Jørgensen (2003c: 22; 2004a: 239, 241) recognises three subgenera in Pannaria, the widespread subgen. Pannaria, the bipolar subgen. Cryopannaria, and subgen. Lepidoleptogium (A.L.Sm.) P.M.Jørg., from Australasia (containing the variable P. immixta group), though he recognises that the genus is not uniform, and certainly the variation seen in the different chemical "groups" that exist within Pannaria s. lat. would strongly suggest that the genus could (and perhaps should) be further subdivided.

Twenty-one species are currently accepted in the New Zealand mycobiota. They are best developed, and often highly noticeable, in "oceanic" habitats (moderate shade, warm, and with ±continuous high humidity) in lowland, predominantly coastal areas, being most commonly collected from the northern parts of North I., and the W coast of South I. They are important nitrogen-fixers and undoubtedly major contributors to nitrogen budgets in these biomes.
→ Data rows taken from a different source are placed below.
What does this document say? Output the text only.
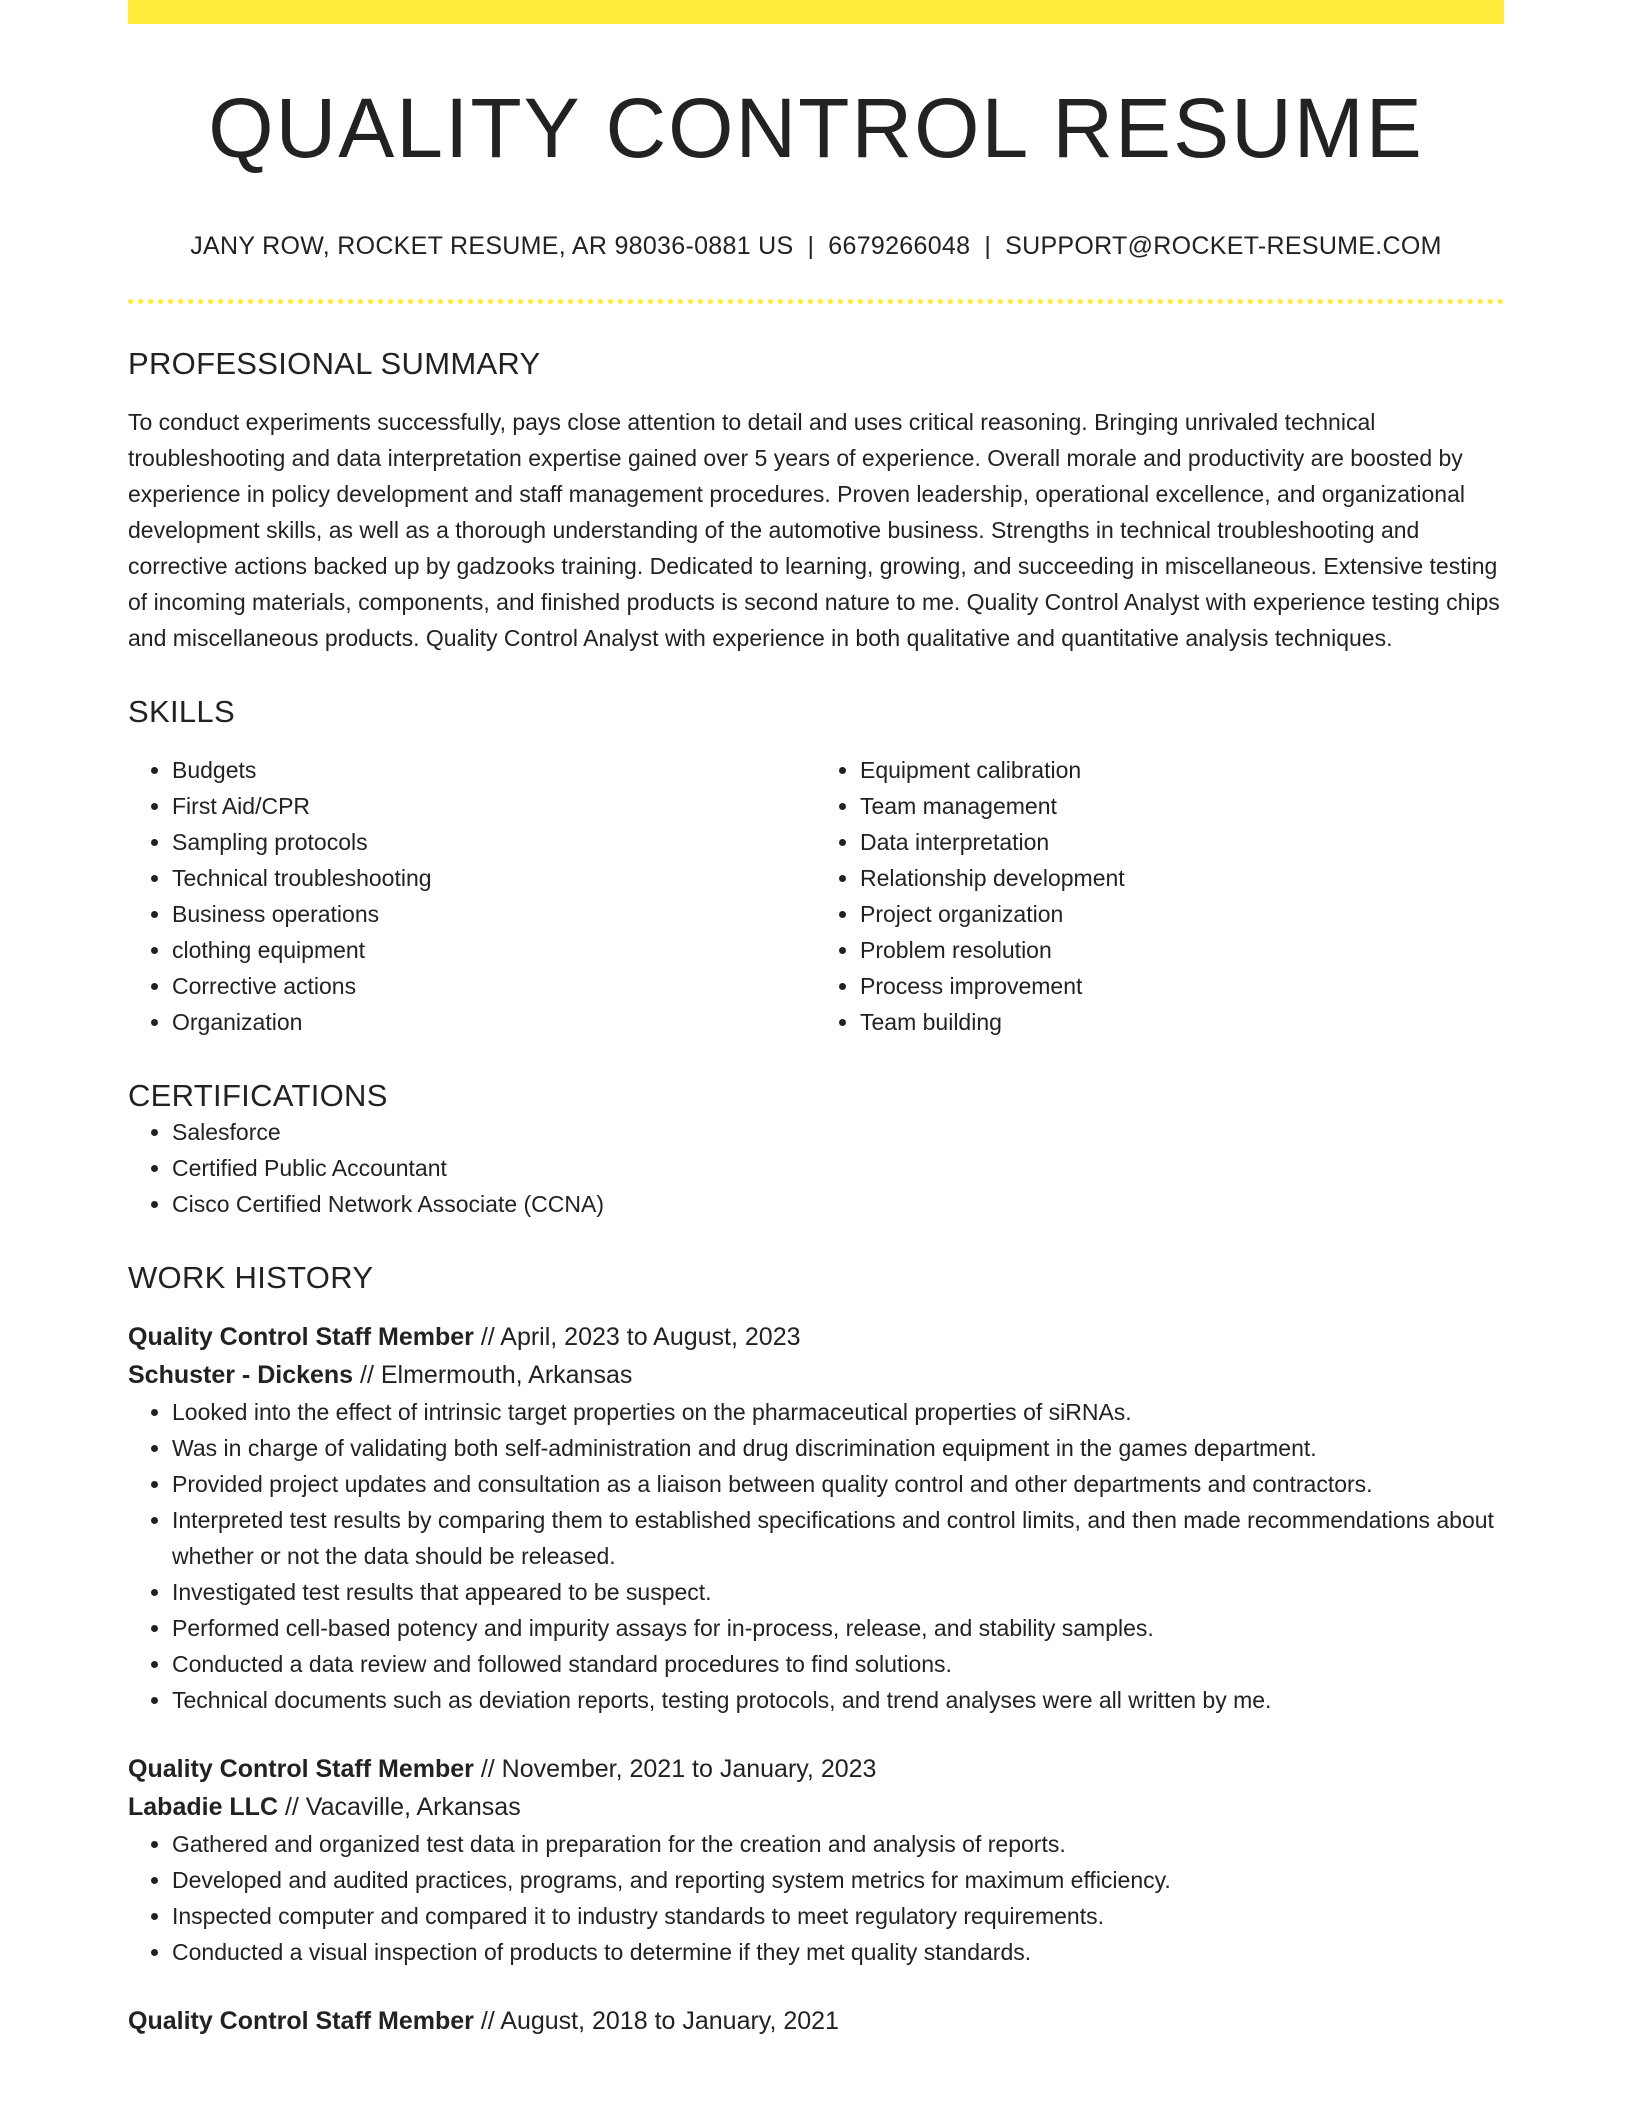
QUALITY CONTROL RESUME
JANY ROW, ROCKET RESUME, AR 98036-0881 US | 6679266048 | SUPPORT@ROCKET-RESUME.COM
PROFESSIONAL SUMMARY

To conduct experiments successfully, pays close attention to detail and uses critical reasoning. Bringing unrivaled technical troubleshooting and data interpretation expertise gained over 5 years of experience. Overall morale and productivity are boosted by experience in policy development and staff management procedures. Proven leadership, operational excellence, and organizational development skills, as well as a thorough understanding of the automotive business. Strengths in technical troubleshooting and corrective actions backed up by gadzooks training. Dedicated to learning, growing, and succeeding in miscellaneous. Extensive testing of incoming materials, components, and finished products is second nature to me. Quality Control Analyst with experience testing chips and miscellaneous products. Quality Control Analyst with experience in both qualitative and quantitative analysis techniques.

SKILLS
• Budgets
• First Aid/CPR
• Sampling protocols
• Technical troubleshooting
• Business operations
• clothing equipment
• Corrective actions
• Organization
• Equipment calibration
• Team management
• Data interpretation
• Relationship development
• Project organization
• Problem resolution
• Process improvement
• Team building
CERTIFICATIONS
• Salesforce
• Certified Public Accountant
• Cisco Certified Network Associate (CCNA)
WORK HISTORY
Quality Control Staff Member // April, 2023 to August, 2023
Schuster - Dickens // Elmermouth, Arkansas
• Looked into the effect of intrinsic target properties on the pharmaceutical properties of siRNAs.
• Was in charge of validating both self-administration and drug discrimination equipment in the games department.
• Provided project updates and consultation as a liaison between quality control and other departments and contractors.
• Interpreted test results by comparing them to established specifications and control limits, and then made recommendations about whether or not the data should be released.
• Investigated test results that appeared to be suspect.
• Performed cell-based potency and impurity assays for in-process, release, and stability samples.
• Conducted a data review and followed standard procedures to find solutions.
• Technical documents such as deviation reports, testing protocols, and trend analyses were all written by me.
Quality Control Staff Member // November, 2021 to January, 2023
Labadie LLC // Vacaville, Arkansas
• Gathered and organized test data in preparation for the creation and analysis of reports.
• Developed and audited practices, programs, and reporting system metrics for maximum efficiency.
• Inspected computer and compared it to industry standards to meet regulatory requirements.
• Conducted a visual inspection of products to determine if they met quality standards.
Quality Control Staff Member // August, 2018 to January, 2021
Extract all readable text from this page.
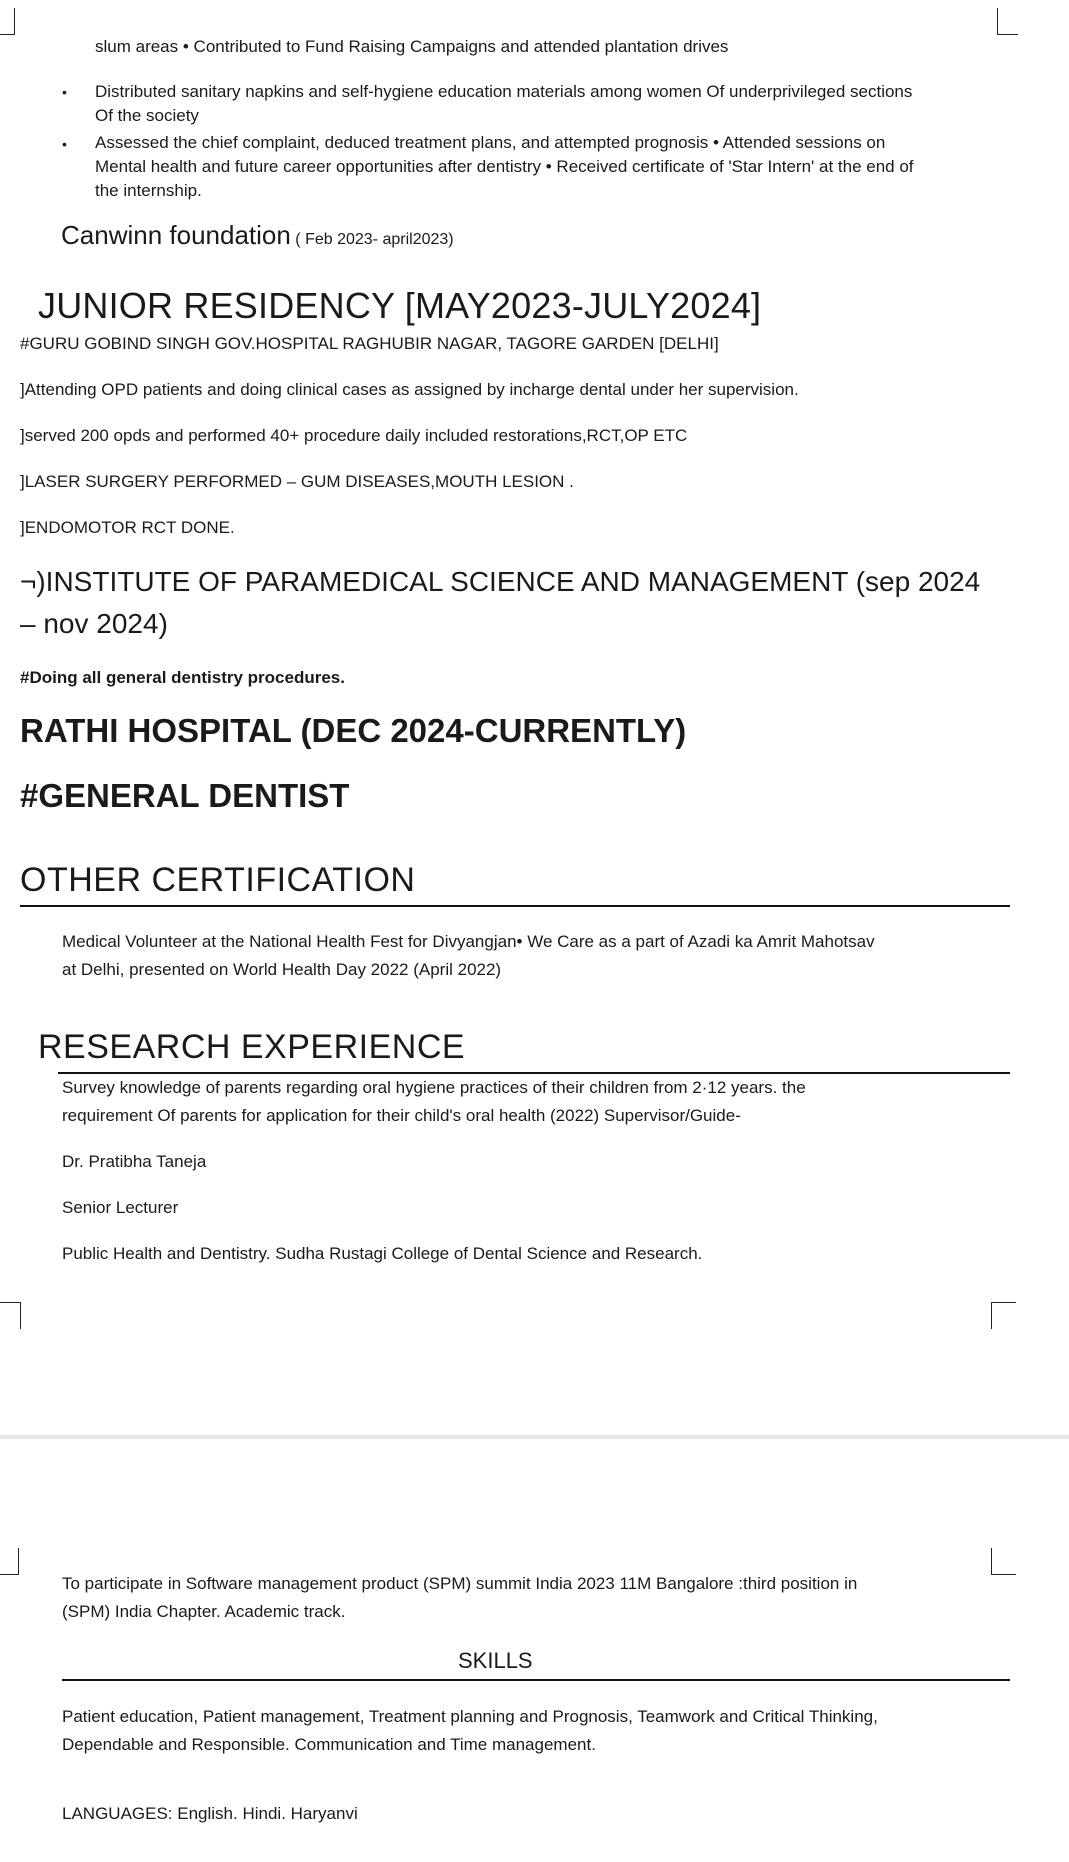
slum areas • Contributed to Fund Raising Campaigns and attended plantation drives
• Distributed sanitary napkins and self-hygiene education materials among women Of underprivileged sections
Of the society
• Assessed the chief complaint, deduced treatment plans, and attempted prognosis • Attended sessions on
Mental health and future career opportunities after dentistry • Received certificate of 'Star Intern' at the end of
the internship.
Canwinn foundation ( Feb 2023- april2023)
JUNIOR RESIDENCY [MAY2023-JULY2024]
#GURU GOBIND SINGH GOV.HOSPITAL RAGHUBIR NAGAR, TAGORE GARDEN [DELHI]
]Attending OPD patients and doing clinical cases as assigned by incharge dental under her supervision.
]served 200 opds and performed 40+ procedure daily included restorations,RCT,OP ETC
]LASER SURGERY PERFORMED – GUM DISEASES,MOUTH LESION .
]ENDOMOTOR RCT DONE.
¬)INSTITUTE OF PARAMEDICAL SCIENCE AND MANAGEMENT (sep 2024
– nov 2024)
#Doing all general dentistry procedures.
RATHI HOSPITAL (DEC 2024-CURRENTLY)
#GENERAL DENTIST
OTHER CERTIFICATION
Medical Volunteer at the National Health Fest for Divyangjan• We Care as a part of Azadi ka Amrit Mahotsav
at Delhi, presented on World Health Day 2022 (April 2022)
RESEARCH EXPERIENCE
Survey knowledge of parents regarding oral hygiene practices of their children from 2·12 years. the
requirement Of parents for application for their child's oral health (2022) Supervisor/Guide-
Dr. Pratibha Taneja
Senior Lecturer
Public Health and Dentistry. Sudha Rustagi College of Dental Science and Research.
To participate in Software management product (SPM) summit India 2023 11M Bangalore :third position in
(SPM) India Chapter. Academic track.
SKILLS
Patient education, Patient management, Treatment planning and Prognosis, Teamwork and Critical Thinking,
Dependable and Responsible. Communication and Time management.
LANGUAGES: English. Hindi. Haryanvi
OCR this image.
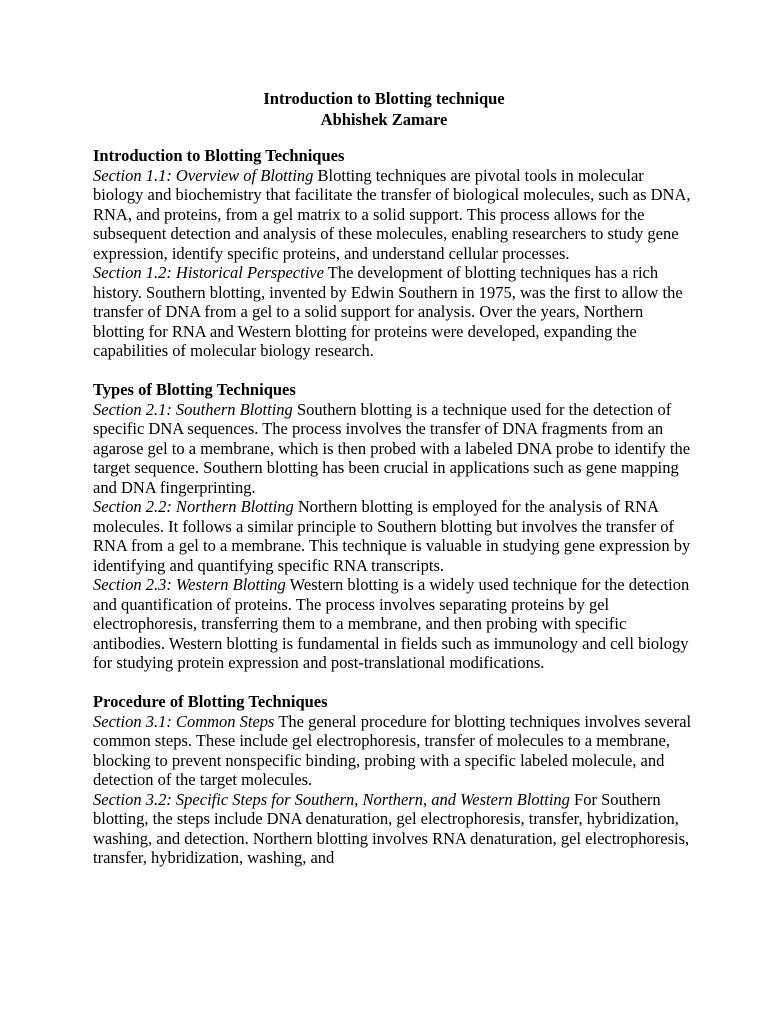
Introduction to Blotting technique
Abhishek Zamare
Introduction to Blotting Techniques

Section 1.1: Overview of Blotting Blotting techniques are pivotal tools in molecular biology and biochemistry that facilitate the transfer of biological molecules, such as DNA, RNA, and proteins, from a gel matrix to a solid support. This process allows for the subsequent detection and analysis of these molecules, enabling researchers to study gene expression, identify specific proteins, and understand cellular processes.

Section 1.2: Historical Perspective The development of blotting techniques has a rich history. Southern blotting, invented by Edwin Southern in 1975, was the first to allow the transfer of DNA from a gel to a solid support for analysis. Over the years, Northern blotting for RNA and Western blotting for proteins were developed, expanding the capabilities of molecular biology research.

Types of Blotting Techniques

Section 2.1: Southern Blotting Southern blotting is a technique used for the detection of specific DNA sequences. The process involves the transfer of DNA fragments from an agarose gel to a membrane, which is then probed with a labeled DNA probe to identify the target sequence. Southern blotting has been crucial in applications such as gene mapping and DNA fingerprinting.

Section 2.2: Northern Blotting Northern blotting is employed for the analysis of RNA molecules. It follows a similar principle to Southern blotting but involves the transfer of RNA from a gel to a membrane. This technique is valuable in studying gene expression by identifying and quantifying specific RNA transcripts.

Section 2.3: Western Blotting Western blotting is a widely used technique for the detection and quantification of proteins. The process involves separating proteins by gel electrophoresis, transferring them to a membrane, and then probing with specific antibodies. Western blotting is fundamental in fields such as immunology and cell biology for studying protein expression and post-translational modifications.

Procedure of Blotting Techniques

Section 3.1: Common Steps The general procedure for blotting techniques involves several common steps. These include gel electrophoresis, transfer of molecules to a membrane, blocking to prevent nonspecific binding, probing with a specific labeled molecule, and detection of the target molecules.

Section 3.2: Specific Steps for Southern, Northern, and Western Blotting For Southern blotting, the steps include DNA denaturation, gel electrophoresis, transfer, hybridization, washing, and detection. Northern blotting involves RNA denaturation, gel electrophoresis, transfer, hybridization, washing, and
It is recognised that this is still an underestimate of the Pannaria mycobiota of New Zealand, and that more species are known to occur here, with several of these soon to be described. This is part of an extensive study of the "green Pannarias" from the temperate Southern Hemisphere currently in progress, which will be reported upon elsewhere (A. Elvebakk, pers. comm.).